Correr atrás da grana ficou por minha conta. A paleta de cores, depois de larga prosa, Jaime fechou questão – “nossas cores vão ser o vermelho e o amarelo, porque revista tem que ter cor de luta, cor vibrante” (eu queria verde-floresta). Na paz, acabei enfiando um branco.

Fizemos a primeira edição da Xapuri lá mesmo, na Reserva, em uma noite. Optamos por centrar na pauta socioambiental. Nossa primeira capa foi sobre os povos indígenas isolados do Acre: ‘Isolados, Bravos, Livres: Um Brasil Indígena por Conhecer”. Depois de tudo pronto, Jaime inventou de fazer uma outra boneca, “porque toda revista tem que ter número zero”.

Dessa vez finquei pé, ficamos com a capa indígena. Voltei pra Brasília com a boneca praticamente pronta e com a missão de dar um jeito de imprimir. Nos dias seguintes, o Jaime veio pra Formosa, pra convencer minha irmã Lúcia a revisar a revista, “de grátis”. Com a primeira revista impressa, a próxima tarefa foi montar o Conselho Editorial.

Jaime fez questão de visitar, explicar o projeto e convidar pessoalmente cada conselheiro e cada conselheira (até a doença agravar, nos seus últimos meses de vida, nunca abriu mão dessa tarefa). Daqui rumamos pra Goiânia, para convidar o arqueólogo Altair Sales Barbosa, nosso primeiro conselheiro. “O mais sabido de nóis,” segundo o Jaime.

Trilhamos uma linda jornada. Em 80 meses, Jaime fez questão de decidir, mensalmente, o tema da capa e, quase sempre, escrever ele mesmo. Às vezes, ligava pra falar da ótima ideia que teve, às vezes sumia e, no dia certo, lá vinha o texto pronto, impecável.

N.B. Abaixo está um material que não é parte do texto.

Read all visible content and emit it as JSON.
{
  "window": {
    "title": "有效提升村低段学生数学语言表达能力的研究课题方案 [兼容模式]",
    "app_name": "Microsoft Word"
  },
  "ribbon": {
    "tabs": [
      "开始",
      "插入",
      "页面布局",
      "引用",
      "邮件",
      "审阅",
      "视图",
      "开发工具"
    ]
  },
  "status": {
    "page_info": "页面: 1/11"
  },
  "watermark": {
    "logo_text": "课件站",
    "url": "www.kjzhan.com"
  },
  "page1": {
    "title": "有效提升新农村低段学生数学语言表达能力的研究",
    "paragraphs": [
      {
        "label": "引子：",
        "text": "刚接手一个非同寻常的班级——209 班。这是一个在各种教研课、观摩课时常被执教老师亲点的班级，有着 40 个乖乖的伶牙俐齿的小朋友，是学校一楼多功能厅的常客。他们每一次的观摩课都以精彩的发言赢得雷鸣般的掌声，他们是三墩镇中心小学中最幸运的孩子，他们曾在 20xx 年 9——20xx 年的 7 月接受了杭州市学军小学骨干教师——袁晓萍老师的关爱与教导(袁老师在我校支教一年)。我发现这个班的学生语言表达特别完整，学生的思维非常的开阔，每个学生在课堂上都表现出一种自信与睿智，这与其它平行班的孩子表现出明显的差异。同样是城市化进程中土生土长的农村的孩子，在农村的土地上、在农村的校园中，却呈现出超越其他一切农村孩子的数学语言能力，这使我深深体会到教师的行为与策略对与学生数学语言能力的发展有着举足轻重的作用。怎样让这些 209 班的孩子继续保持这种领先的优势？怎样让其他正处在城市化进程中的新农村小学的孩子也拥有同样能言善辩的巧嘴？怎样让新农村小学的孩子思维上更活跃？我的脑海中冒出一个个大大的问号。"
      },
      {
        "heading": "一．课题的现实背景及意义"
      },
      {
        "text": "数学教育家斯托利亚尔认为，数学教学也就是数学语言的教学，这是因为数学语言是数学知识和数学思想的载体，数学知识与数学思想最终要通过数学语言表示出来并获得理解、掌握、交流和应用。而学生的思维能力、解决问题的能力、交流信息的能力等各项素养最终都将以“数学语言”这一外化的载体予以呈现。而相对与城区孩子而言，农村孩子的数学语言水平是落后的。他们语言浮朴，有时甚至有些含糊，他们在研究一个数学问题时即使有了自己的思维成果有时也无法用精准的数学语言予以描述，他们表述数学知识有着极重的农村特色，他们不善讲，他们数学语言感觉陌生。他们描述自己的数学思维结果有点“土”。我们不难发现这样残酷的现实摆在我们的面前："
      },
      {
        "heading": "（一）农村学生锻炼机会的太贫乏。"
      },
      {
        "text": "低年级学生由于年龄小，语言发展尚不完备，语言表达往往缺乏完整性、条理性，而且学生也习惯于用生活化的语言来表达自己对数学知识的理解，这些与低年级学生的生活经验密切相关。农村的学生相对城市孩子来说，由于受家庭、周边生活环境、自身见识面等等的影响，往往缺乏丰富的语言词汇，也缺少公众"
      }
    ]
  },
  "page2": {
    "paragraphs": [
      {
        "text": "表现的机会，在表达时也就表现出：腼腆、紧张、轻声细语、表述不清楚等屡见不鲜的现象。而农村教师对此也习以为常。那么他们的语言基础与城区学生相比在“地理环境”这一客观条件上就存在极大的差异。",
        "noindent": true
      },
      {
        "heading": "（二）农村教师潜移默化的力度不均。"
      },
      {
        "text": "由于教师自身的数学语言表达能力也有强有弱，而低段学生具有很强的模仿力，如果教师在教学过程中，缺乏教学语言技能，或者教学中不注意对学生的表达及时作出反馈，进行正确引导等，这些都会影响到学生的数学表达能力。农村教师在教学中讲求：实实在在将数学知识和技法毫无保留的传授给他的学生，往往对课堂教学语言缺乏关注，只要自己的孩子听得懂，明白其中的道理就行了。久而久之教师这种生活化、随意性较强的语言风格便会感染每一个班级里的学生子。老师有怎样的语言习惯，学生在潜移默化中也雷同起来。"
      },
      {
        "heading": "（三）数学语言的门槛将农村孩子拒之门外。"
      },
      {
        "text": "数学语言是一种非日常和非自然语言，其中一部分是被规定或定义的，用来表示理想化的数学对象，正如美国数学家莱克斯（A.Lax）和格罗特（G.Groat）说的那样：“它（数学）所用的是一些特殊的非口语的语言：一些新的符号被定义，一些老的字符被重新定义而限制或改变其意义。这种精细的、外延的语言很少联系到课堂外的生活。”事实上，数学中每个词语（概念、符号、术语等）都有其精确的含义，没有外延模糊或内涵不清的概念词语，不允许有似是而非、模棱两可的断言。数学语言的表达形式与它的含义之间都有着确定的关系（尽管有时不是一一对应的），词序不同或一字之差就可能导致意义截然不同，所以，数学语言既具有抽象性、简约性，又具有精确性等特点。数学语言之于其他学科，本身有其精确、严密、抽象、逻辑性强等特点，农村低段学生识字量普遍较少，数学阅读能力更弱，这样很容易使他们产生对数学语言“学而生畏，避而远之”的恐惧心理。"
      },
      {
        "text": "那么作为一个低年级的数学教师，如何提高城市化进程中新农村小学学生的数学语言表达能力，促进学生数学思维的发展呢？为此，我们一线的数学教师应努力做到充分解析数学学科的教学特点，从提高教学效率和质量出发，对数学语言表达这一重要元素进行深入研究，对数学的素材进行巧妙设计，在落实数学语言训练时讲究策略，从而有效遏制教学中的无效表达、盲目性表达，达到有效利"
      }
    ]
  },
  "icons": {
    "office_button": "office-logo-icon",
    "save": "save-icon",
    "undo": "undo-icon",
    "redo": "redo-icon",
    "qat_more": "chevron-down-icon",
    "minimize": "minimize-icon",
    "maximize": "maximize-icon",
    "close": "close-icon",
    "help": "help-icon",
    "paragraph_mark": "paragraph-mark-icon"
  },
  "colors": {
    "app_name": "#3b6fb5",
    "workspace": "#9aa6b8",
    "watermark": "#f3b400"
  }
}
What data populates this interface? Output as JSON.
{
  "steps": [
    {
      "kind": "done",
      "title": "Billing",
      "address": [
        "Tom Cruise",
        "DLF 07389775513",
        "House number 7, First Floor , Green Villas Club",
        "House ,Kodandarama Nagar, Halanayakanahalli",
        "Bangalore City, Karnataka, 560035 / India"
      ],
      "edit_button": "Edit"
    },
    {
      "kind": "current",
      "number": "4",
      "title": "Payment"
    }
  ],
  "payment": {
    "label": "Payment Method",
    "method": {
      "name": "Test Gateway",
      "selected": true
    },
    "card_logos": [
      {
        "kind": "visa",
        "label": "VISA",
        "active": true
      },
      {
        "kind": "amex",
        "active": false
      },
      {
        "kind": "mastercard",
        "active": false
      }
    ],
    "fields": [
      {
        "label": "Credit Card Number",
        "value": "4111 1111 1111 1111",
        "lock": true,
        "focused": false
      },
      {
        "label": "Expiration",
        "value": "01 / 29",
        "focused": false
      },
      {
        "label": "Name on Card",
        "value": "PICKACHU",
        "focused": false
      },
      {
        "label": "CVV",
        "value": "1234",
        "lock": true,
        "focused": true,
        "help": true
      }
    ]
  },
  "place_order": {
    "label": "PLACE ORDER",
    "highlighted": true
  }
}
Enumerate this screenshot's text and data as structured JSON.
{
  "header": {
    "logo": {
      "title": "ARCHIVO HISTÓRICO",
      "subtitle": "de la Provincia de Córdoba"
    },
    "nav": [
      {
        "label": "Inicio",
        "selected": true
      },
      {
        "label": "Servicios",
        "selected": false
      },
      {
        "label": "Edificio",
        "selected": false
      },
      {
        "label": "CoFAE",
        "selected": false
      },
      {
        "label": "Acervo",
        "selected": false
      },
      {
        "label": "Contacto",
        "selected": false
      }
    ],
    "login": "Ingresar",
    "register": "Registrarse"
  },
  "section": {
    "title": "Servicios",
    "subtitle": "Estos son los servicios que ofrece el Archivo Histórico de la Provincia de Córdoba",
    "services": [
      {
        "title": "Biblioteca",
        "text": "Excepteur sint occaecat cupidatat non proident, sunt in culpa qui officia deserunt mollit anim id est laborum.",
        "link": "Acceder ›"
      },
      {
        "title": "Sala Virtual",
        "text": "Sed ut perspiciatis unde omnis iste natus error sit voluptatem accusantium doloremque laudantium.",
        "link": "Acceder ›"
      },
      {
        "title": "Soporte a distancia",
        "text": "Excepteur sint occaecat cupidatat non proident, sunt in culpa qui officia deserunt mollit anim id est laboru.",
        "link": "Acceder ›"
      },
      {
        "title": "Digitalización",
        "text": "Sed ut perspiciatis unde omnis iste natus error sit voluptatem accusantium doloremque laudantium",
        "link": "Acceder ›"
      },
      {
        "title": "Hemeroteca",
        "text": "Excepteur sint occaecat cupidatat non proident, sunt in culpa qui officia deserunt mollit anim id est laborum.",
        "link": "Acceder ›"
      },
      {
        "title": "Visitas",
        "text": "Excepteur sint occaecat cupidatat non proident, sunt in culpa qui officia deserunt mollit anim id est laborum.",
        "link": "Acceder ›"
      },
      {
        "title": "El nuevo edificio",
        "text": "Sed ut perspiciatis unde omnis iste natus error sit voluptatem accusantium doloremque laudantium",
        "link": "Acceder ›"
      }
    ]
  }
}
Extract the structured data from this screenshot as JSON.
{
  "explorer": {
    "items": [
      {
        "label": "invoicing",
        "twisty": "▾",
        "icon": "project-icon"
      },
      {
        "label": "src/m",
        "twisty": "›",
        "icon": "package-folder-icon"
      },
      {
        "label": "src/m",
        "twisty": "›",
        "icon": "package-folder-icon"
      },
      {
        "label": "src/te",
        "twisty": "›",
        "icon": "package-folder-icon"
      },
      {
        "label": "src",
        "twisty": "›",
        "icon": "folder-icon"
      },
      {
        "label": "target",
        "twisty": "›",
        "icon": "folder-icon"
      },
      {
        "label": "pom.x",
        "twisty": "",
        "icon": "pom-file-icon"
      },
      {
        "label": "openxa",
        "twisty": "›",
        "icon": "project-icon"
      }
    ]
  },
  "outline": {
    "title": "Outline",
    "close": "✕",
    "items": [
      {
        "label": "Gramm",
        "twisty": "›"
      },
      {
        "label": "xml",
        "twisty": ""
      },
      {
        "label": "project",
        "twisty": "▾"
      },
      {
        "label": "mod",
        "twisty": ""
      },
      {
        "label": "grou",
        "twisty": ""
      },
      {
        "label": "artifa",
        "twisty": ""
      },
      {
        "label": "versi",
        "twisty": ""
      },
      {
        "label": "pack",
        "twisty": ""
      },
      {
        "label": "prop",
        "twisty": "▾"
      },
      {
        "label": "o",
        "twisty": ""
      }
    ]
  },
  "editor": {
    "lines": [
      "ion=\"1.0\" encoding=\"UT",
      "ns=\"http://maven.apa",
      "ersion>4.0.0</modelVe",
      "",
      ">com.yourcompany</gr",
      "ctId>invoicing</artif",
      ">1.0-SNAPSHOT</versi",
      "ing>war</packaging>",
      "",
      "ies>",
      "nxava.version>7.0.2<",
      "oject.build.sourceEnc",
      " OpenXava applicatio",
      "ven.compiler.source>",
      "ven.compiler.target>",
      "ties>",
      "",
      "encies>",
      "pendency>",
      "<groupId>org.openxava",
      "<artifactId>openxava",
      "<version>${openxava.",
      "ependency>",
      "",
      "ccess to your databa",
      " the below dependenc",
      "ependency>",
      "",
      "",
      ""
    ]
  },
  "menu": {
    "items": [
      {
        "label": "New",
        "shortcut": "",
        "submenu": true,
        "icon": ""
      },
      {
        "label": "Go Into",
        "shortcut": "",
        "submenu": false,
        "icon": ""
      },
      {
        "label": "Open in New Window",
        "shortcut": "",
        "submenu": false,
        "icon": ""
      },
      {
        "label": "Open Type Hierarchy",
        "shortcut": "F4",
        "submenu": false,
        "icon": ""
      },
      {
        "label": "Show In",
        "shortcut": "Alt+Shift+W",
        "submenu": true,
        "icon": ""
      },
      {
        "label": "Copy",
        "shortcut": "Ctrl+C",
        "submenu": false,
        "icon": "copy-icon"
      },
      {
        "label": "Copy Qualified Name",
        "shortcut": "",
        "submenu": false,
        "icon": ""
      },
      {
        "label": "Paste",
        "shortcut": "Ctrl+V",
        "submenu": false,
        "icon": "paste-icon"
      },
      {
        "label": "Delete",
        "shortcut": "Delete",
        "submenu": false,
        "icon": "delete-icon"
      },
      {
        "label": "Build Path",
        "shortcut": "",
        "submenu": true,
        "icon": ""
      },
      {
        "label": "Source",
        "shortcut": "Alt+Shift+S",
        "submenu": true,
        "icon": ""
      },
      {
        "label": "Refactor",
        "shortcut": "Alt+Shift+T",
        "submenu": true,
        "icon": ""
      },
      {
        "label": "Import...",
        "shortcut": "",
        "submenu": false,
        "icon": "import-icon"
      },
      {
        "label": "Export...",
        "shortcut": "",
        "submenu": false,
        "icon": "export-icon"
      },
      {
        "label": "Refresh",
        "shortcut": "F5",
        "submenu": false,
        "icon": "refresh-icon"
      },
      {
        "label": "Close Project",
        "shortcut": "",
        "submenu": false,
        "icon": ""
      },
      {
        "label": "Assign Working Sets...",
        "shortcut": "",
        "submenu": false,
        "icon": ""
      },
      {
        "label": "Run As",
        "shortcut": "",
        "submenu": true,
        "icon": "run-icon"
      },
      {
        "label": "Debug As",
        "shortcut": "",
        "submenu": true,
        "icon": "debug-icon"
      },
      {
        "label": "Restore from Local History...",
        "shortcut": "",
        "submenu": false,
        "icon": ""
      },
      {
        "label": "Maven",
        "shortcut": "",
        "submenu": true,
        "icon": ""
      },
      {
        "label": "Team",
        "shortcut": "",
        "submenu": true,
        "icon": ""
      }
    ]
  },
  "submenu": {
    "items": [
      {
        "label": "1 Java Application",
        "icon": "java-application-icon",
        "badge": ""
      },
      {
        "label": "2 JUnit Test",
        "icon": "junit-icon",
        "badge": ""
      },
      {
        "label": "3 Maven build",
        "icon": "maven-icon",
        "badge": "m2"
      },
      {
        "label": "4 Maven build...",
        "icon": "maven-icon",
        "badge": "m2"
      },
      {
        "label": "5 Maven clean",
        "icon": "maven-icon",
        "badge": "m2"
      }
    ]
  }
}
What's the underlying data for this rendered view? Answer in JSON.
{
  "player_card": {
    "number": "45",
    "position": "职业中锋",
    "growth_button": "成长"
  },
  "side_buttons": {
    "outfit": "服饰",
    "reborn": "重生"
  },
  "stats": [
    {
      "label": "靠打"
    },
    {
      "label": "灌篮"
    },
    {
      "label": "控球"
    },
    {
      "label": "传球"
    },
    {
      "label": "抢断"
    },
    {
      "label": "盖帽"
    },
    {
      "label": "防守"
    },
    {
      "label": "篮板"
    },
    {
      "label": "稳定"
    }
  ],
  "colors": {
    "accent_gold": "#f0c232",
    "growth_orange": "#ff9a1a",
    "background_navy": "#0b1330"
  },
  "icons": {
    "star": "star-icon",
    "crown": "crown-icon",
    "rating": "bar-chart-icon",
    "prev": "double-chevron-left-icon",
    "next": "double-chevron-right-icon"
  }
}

Na sexta-feira, 9 de julho, quando preparávamos a Xapuri 81, pela primeira vez em sete anos, ele me pediu para cuidar de tudo. Foi uma conversa triste, ele estava agoniado com os rumos da doença e com a tragédia que o Brasil enfrentava. Não falamos em morte, mas eu sabia que era o fim.

Hoje, cá estamos nós, sem as capas do Jaime, sem as pautas do Jaime, sem o linguajar do Jaime, sem o jaimês da Xapuri, mas na labuta, firmes na resistência. Mês sim, mês sim de novo, como você sonhava, Jaiminho, carcamos porva e, enfim, chegamos à nossa edição número 100. E, depois da Xapuri 100, como era desejo seu, a gente segue esperneando.

Fica tranquilo, camarada, que por aqui tá tudo direitim.